Em Gramado, o filme "A causa secreta" foi envolvido na chamada "polêmica do rato". Numa das cenas, um dos personagens tortura longamente uma ratazana sobre a chama de uma espiriteira. Todo mundo ficou chocado. O diretor Sérgio Bianchi se defendeu dizendo que seu filme tinha outros motivos mais relevantes para causar engulhos no público: mostra em alguns momentos crianças carentes passando fome. Depois abre sua lente em um hospital público e revela como são tratados os pacientes. A defesa de Bianchi é boa, em princípio. O filme é construído em torno dessa acomodação ao sofrimento (alheio), uma estratégia de sobrevivência social como outra qualquer. Choca mais ver um animal torturado que uma criança passando fome. A miséria nacional já produziu seus anticorpos sociais. Um deles é a indiferença.
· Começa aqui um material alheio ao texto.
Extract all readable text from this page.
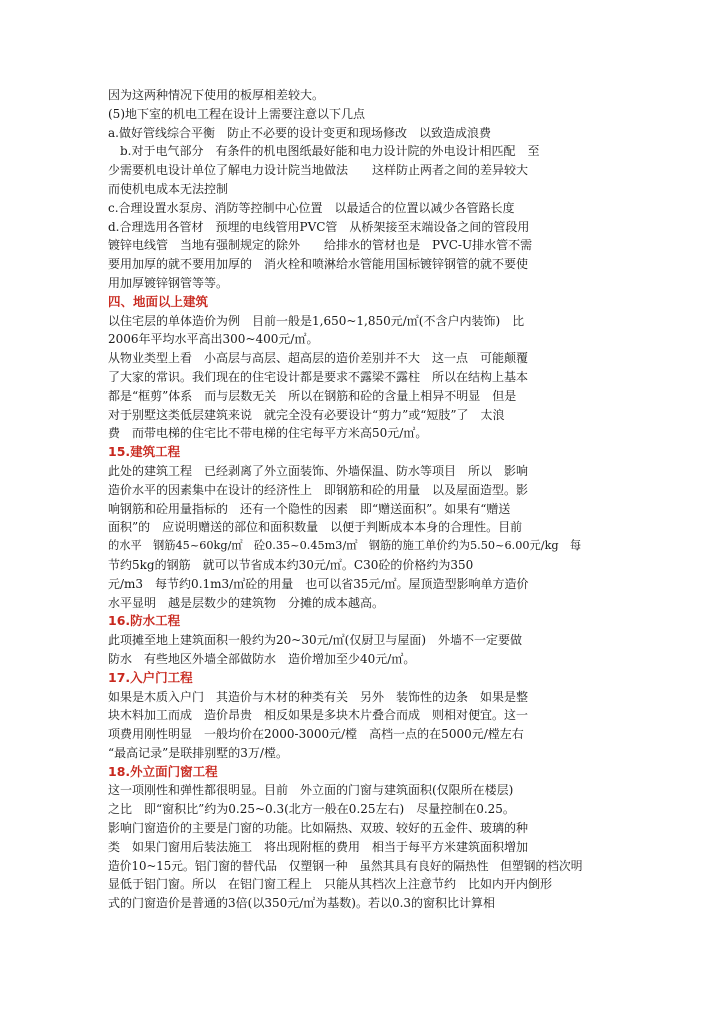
因为这两种情况下使用的板厚相差较大。
(5)地下室的机电工程在设计上需要注意以下几点
a.做好管线综合平衡　防止不必要的设计变更和现场修改　以致造成浪费
　b.对于电气部分　有条件的机电图纸最好能和电力设计院的外电设计相匹配　至
少需要机电设计单位了解电力设计院当地做法　　这样防止两者之间的差异较大
而使机电成本无法控制
c.合理设置水泵房、消防等控制中心位置　以最适合的位置以减少各管路长度
d.合理选用各管材　预埋的电线管用PVC管　从桥架接至末端设备之间的管段用
镀锌电线管　当地有强制规定的除外　　给排水的管材也是　PVC-U排水管不需
要用加厚的就不要用加厚的　消火栓和喷淋给水管能用国标镀锌钢管的就不要使
用加厚镀锌钢管等等。
四、地面以上建筑
以住宅层的单体造价为例　目前一般是1,650~1,850元/㎡(不含户内装饰)　比
2006年平均水平高出300~400元/㎡。
从物业类型上看　小高层与高层、超高层的造价差别并不大　这一点　可能颠覆
了大家的常识。我们现在的住宅设计都是要求不露梁不露柱　所以在结构上基本
都是“框剪”体系　而与层数无关　所以在钢筋和砼的含量上相异不明显　但是
对于别墅这类低层建筑来说　就完全没有必要设计“剪力”或“短肢”了　太浪
费　而带电梯的住宅比不带电梯的住宅每平方米高50元/㎡。
15.建筑工程
此处的建筑工程　已经剥离了外立面装饰、外墙保温、防水等项目　所以　影响
造价水平的因素集中在设计的经济性上　即钢筋和砼的用量　以及屋面造型。影
响钢筋和砼用量指标的　还有一个隐性的因素　即“赠送面积”。如果有“赠送
面积”的　应说明赠送的部位和面积数量　以便于判断成本本身的合理性。目前
的水平　钢筋45~60kg/㎡　砼0.35~0.45m3/㎡　钢筋的施工单价约为5.50~6.00元/kg　每
节约5kg的钢筋　就可以节省成本约30元/㎡。C30砼的价格约为350
元/m3　每节约0.1m3/㎡砼的用量　也可以省35元/㎡。屋顶造型影响单方造价
水平显明　越是层数少的建筑物　分摊的成本越高。
16.防水工程
此项摊至地上建筑面积一般约为20~30元/㎡(仅厨卫与屋面)　外墙不一定要做
防水　有些地区外墙全部做防水　造价增加至少40元/㎡。
17.入户门工程
如果是木质入户门　其造价与木材的种类有关　另外　装饰性的边条　如果是整
块木料加工而成　造价昂贵　相反如果是多块木片叠合而成　则相对便宜。这一
项费用刚性明显　一般均价在2000-3000元/樘　高档一点的在5000元/樘左右
“最高记录”是联排别墅的3万/樘。
18.外立面门窗工程
这一项刚性和弹性都很明显。目前　外立面的门窗与建筑面积(仅限所在楼层)
之比　即“窗积比”约为0.25~0.3(北方一般在0.25左右)　尽量控制在0.25。
影响门窗造价的主要是门窗的功能。比如隔热、双玻、较好的五金件、玻璃的种
类　如果门窗用后装法施工　将出现附框的费用　相当于每平方米建筑面积增加
造价10~15元。铝门窗的替代品　仅塑钢一种　虽然其具有良好的隔热性　但塑钢的档次明
显低于铝门窗。所以　在铝门窗工程上　只能从其档次上注意节约　比如内开内倒形
式的门窗造价是普通的3倍(以350元/㎡为基数)。若以0.3的窗积比计算相
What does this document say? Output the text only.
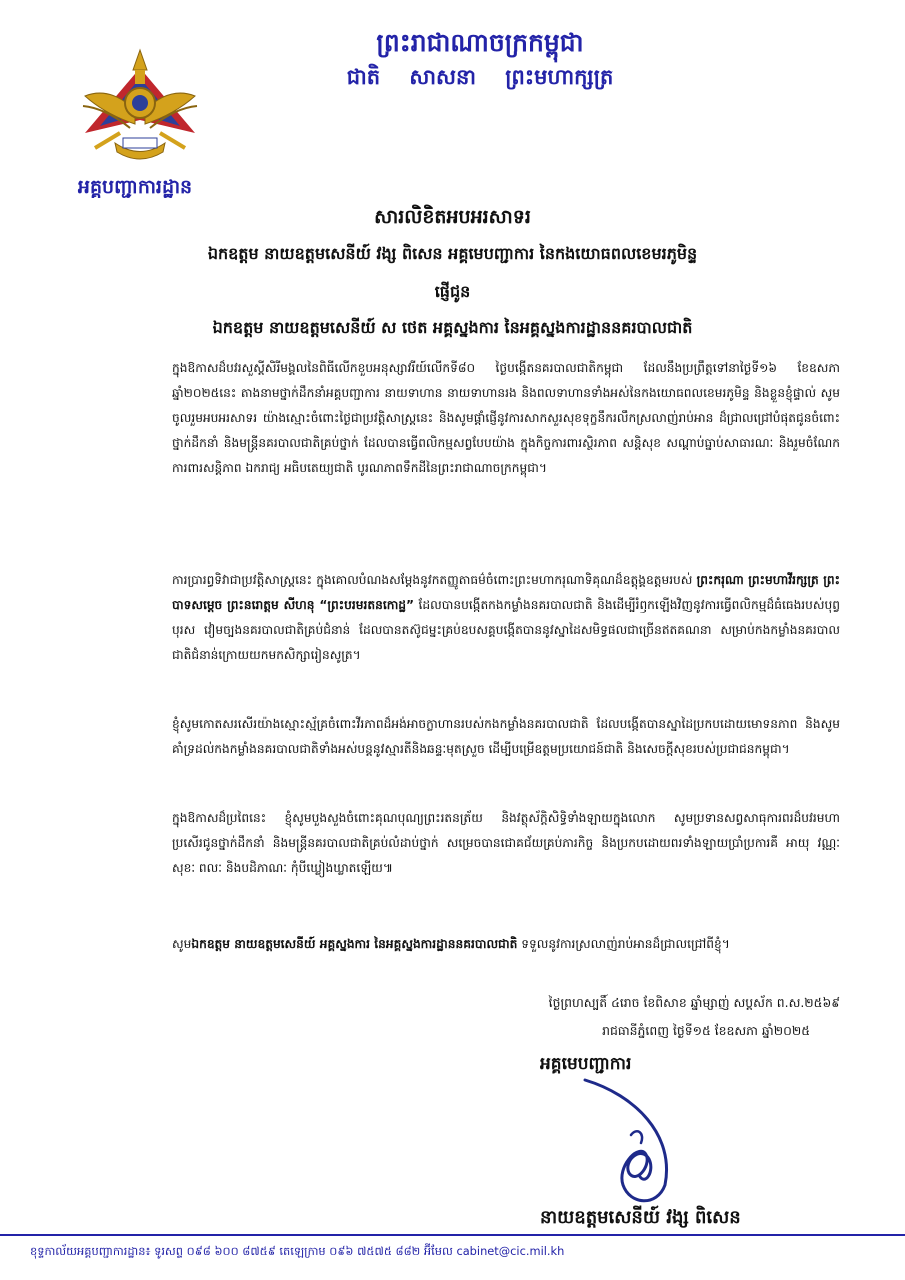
ព្រះរាជាណាចក្រកម្ពុជា
ជាតិ សាសនា ព្រះមហាក្សត្រ
អគ្គបញ្ជាការដ្ឋាន
សារលិខិតអបអរសាទរ
ឯកឧត្តម នាយឧត្តមសេនីយ៍ វង្ស ពិសេន អគ្គមេបញ្ជាការ នៃកងយោធពលខេមរភូមិន្ទ
ផ្ញើជូន
ឯកឧត្តម នាយឧត្តមសេនីយ៍ ស ថេត អគ្គស្នងការ នៃអគ្គស្នងការដ្ឋាននគរបាលជាតិ
ក្នុងឱកាសដ៏បវរសួស្តីសិរីមង្គលនៃពិធីលើកខួបអនុស្សាវរីយ៍លើកទី៨០ ថ្ងៃបង្កើតនគរបាលជាតិកម្ពុជា ដែលនឹងប្រព្រឹត្តទៅនាថ្ងៃទី១៦ ខែឧសភា ឆ្នាំ២០២៥នេះ តាងនាមថ្នាក់ដឹកនាំអគ្គបញ្ជាការ នាយទាហាន នាយទាហានរង និងពលទាហានទាំងអស់នៃកងយោធពលខេមរភូមិន្ទ និងខ្លួនខ្ញុំផ្ទាល់ សូមចូលរួមអបអរសាទរ យ៉ាងស្មោះចំពោះថ្ងៃជាប្រវត្តិសាស្ត្រនេះ និងសូមផ្តាំផ្ញើនូវការសាកសួរសុខទុក្ខនឹករលឹកស្រលាញ់រាប់អាន ដ៏ជ្រាលជ្រៅបំផុតជូនចំពោះថ្នាក់ដឹកនាំ និងមន្ត្រីនគរបាលជាតិគ្រប់ថ្នាក់ ដែលបានធ្វើពលិកម្មសព្វបែបយ៉ាង ក្នុងកិច្ចការពារស្ថិរភាព សន្តិសុខ សណ្តាប់ធ្នាប់សាធារណៈ និងរួមចំណែកការពារសន្តិភាព ឯករាជ្យ អធិបតេយ្យជាតិ បូរណភាពទឹកដីនៃព្រះរាជាណាចក្រកម្ពុជា។
ការប្រារព្ធទិវាជាប្រវត្តិសាស្ត្រនេះ ក្នុងគោលបំណងសម្តែងនូវកតញ្ញូតាធម៌ចំពោះព្រះមហាករុណាទិគុណដ៏ឧត្តុង្គឧត្តមរបស់ ព្រះករុណា ព្រះមហាវីរក្សត្រ ព្រះបាទសម្តេច ព្រះនរោត្តម សីហនុ “ព្រះបរមរតនកោដ្ឋ” ដែលបានបង្កើតកងកម្លាំងនគរបាលជាតិ និងដើម្បីរំឭកឡើងវិញនូវការធ្វើពលិកម្មដ៏ធំធេងរបស់បុព្វបុរស វៀមច្បងនគរបាលជាតិគ្រប់ជំនាន់ ដែលបានតស៊ូជម្នះគ្រប់ឧបសគ្គបង្កើតបាននូវស្នាដៃសមិទ្ធផលជាច្រើនឥតគណនា សម្រាប់កងកម្លាំងនគរបាលជាតិជំនាន់ក្រោយយកមកសិក្សារៀនសូត្រ។
ខ្ញុំសូមកោតសរសើរយ៉ាងស្មោះស្ម័គ្រចំពោះវីរភាពដ៏អង់អាចក្លាហានរបស់កងកម្លាំងនគរបាលជាតិ ដែលបង្កើតបានស្នាដៃប្រកបដោយមោទនភាព និងសូមគាំទ្រដល់កងកម្លាំងនគរបាលជាតិទាំងអស់បន្តនូវស្មារតីនិងឆន្ទៈមុតស្រួច ដើម្បីបម្រើឧត្តមប្រយោជន៍ជាតិ និងសេចក្តីសុខរបស់ប្រជាជនកម្ពុជា។
ក្នុងឱកាសដ៏ប្រពៃនេះ ខ្ញុំសូមបួងសួងចំពោះគុណបុណ្យព្រះរតនត្រ័យ និងវត្ថុស័ក្តិសិទ្ធិទាំងឡាយក្នុងលោក សូមប្រទានសព្វសាធុការពរដ៏បវរមហាប្រសើរជូនថ្នាក់ដឹកនាំ និងមន្ត្រីនគរបាលជាតិគ្រប់លំដាប់ថ្នាក់ សម្រេចបានជោគជ័យគ្រប់ភារកិច្ច និងប្រកបដោយពរទាំងឡាយប្រាំប្រការគឺ អាយុ វណ្ណៈ សុខៈ ពលៈ និងបដិភាណៈ កុំបីឃ្លៀងឃ្លាតឡើយ៕
សូមឯកឧត្តម នាយឧត្តមសេនីយ៍ អគ្គស្នងការ នៃអគ្គស្នងការដ្ឋាននគរបាលជាតិ ទទួលនូវការស្រលាញ់រាប់អានដ៏ជ្រាលជ្រៅពីខ្ញុំ។
ថ្ងៃព្រហស្បតិ៍ ៤រោច ខែពិសាខ ឆ្នាំម្សាញ់ សប្តស័ក ព.ស.២៥៦៩
រាជធានីភ្នំពេញ ថ្ងៃទី១៥ ខែឧសភា ឆ្នាំ២០២៥
អគ្គមេបញ្ជាការ
នាយឧត្តមសេនីយ៍ វង្ស ពិសេន
ខុទ្ទកាល័យអគ្គបញ្ជាការដ្ឋាន៖ ទូរសព្ទ ០៩៨ ៦០០ ៨៧៥៩ តេឡេក្រាម ០៩៦ ៧៥៧៥ ៨៨២ អ៊ីមែល cabinet@cic.mil.kh
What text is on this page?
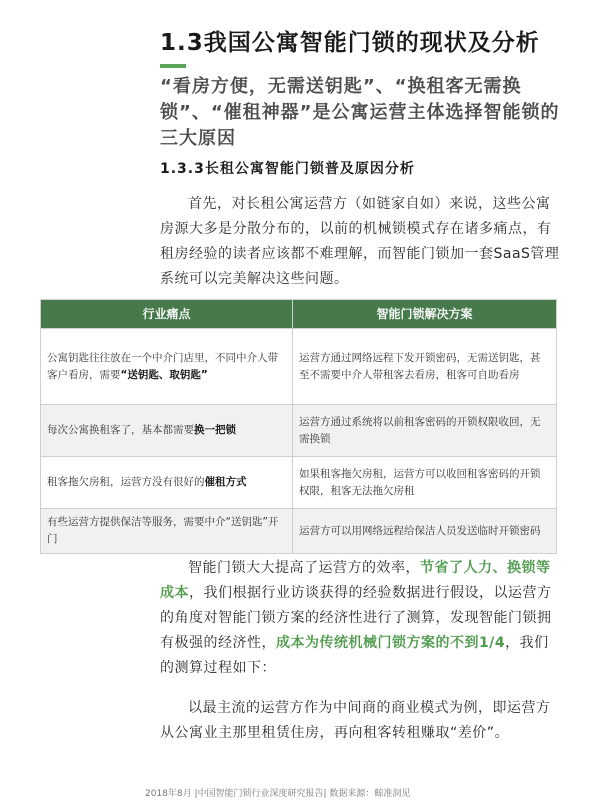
1.3我国公寓智能门锁的现状及分析
“看房方便，无需送钥匙”、“换租客无需换锁”、“催租神器”是公寓运营主体选择智能锁的三大原因
1.3.3长租公寓智能门锁普及原因分析
首先，对长租公寓运营方（如链家自如）来说，这些公寓房源大多是分散分布的，以前的机械锁模式存在诸多痛点，有租房经验的读者应该都不难理解，而智能门锁加一套SaaS管理系统可以完美解决这些问题。
行业痛点	智能门锁解决方案
公寓钥匙往往放在一个中介门店里，不同中介人带客户看房，需要“送钥匙、取钥匙”	运营方通过网络远程下发开锁密码，无需送钥匙，甚至不需要中介人带租客去看房，租客可自助看房
每次公寓换租客了，基本都需要换一把锁	运营方通过系统将以前租客密码的开锁权限收回，无需换锁
租客拖欠房租，运营方没有很好的催租方式	如果租客拖欠房租，运营方可以收回租客密码的开锁权限，租客无法拖欠房租
有些运营方提供保洁等服务，需要中介“送钥匙”开门	运营方可以用网络远程给保洁人员发送临时开锁密码
智能门锁大大提高了运营方的效率，节省了人力、换锁等成本，我们根据行业访谈获得的经验数据进行假设，以运营方的角度对智能门锁方案的经济性进行了测算，发现智能门锁拥有极强的经济性，成本为传统机械门锁方案的不到1/4，我们的测算过程如下：
以最主流的运营方作为中间商的商业模式为例，即运营方从公寓业主那里租赁住房，再向租客转租赚取“差价”。
2018年8月 |中国智能门锁行业深度研究报告| 数据来源：鲸准洞见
É contra isso que Bianchi se indigna. Seu filme tem a força de um libelo. Essa sua virtude: não se aliena em preciosismos esteticistas num momento grave da nação. Procura o confronto, a polêmica, não o apaziguamento. Essa atitude visceral já uma virtude em si. Insuficiente, no entanto, para fazer de "A causa secreta" um grande filme. Bianchi adaptou livremente o conto homônimo de Machado de Assis. A história é a análise aguda do comportamento de um sádico. Só que Machado, que de bobo não tinha nada, descobre traços de sadismos ocultos por baixo da filantropia mais abnegada. Uma constatação desagradável também feita por outro senhor do século 19, o vienense Sigmund Freud. Bianchi faz com que o conto vire uma peça de teatro. Os atores, dirigidos por um tiranete (Renato Borghi) se entredevoram, até que um deles acaba morrendo. O problema é trabalhar com personagens muito histéricos, como é o caso de Ester Góes. Ou esquemáticos até a caricatura, como o esquerdista vivido por Luiz Ramalho. A vocação over enfraquece o impacto do filme. Mas não totalmente. Não se fica indiferente à "A causa secreta". O que já é motivo de sobra para vê-lo, num tempo em que 99% da produção consiste em mero entretenimento descartável e digestível.

 

"Uma morbidez coletiva que assola o Brasil". Carlos Alberto de Mattos. Jornal do Brasil, 19/08/1994.

Sérgio Bianchi conseguiu atravessar a crise sem abdicar de sua personalidade autoral. A causa secreta é, por sinal, um retrato dessa personalidade: ousado, virulento, contraditório. Apoiando-se no conto de Machado de Assis - pequena obra-prima sobre a morbidez e o sadismo -, Bianchi projeta uma história intimista para o nível de uma reflexão sobre o choque de classes no Brasil. Um grupo teatral prepara uma adaptação do conto de Machado e vive situações típicas de um país conflagrado: a insensibilidade das elites à frente da miséria urbana, a inutilidade do debate de idéias diante do sofrimento físico, as humilhações sexuais embutidas no jogo do poder e até a falta de uma política de saúde para o país desfilam pela tela, em pílulas nada doces. São episódios exemplares, assumidamente teatrais, verbalizados com raiva e sarcasmo, que sintetizam um país manietado pela burocracia dos gabinetes e por relações sociais baseadas no mais completo cinismo. A denúncia desta morbidez coletiva se articula por inteiro no discurso direto do cineasta nos letreiros finais, que é onde se manifesta também a contradição geradora de todo o projeto: o filme foi patrocinado por um banco importante e por grandes organismos estatais, e critica, entre muitas outras coisas, estes mesmos patrocinadores. Trata-se, enfim, de uma obra imperfeita, com elenco irregular e nenhuma intenção de entretenimento. Mas onde são expostas, de forma hiper-realista, como numa mesa de vivissecção, as entranhas de um estranho animal chamado Brasil.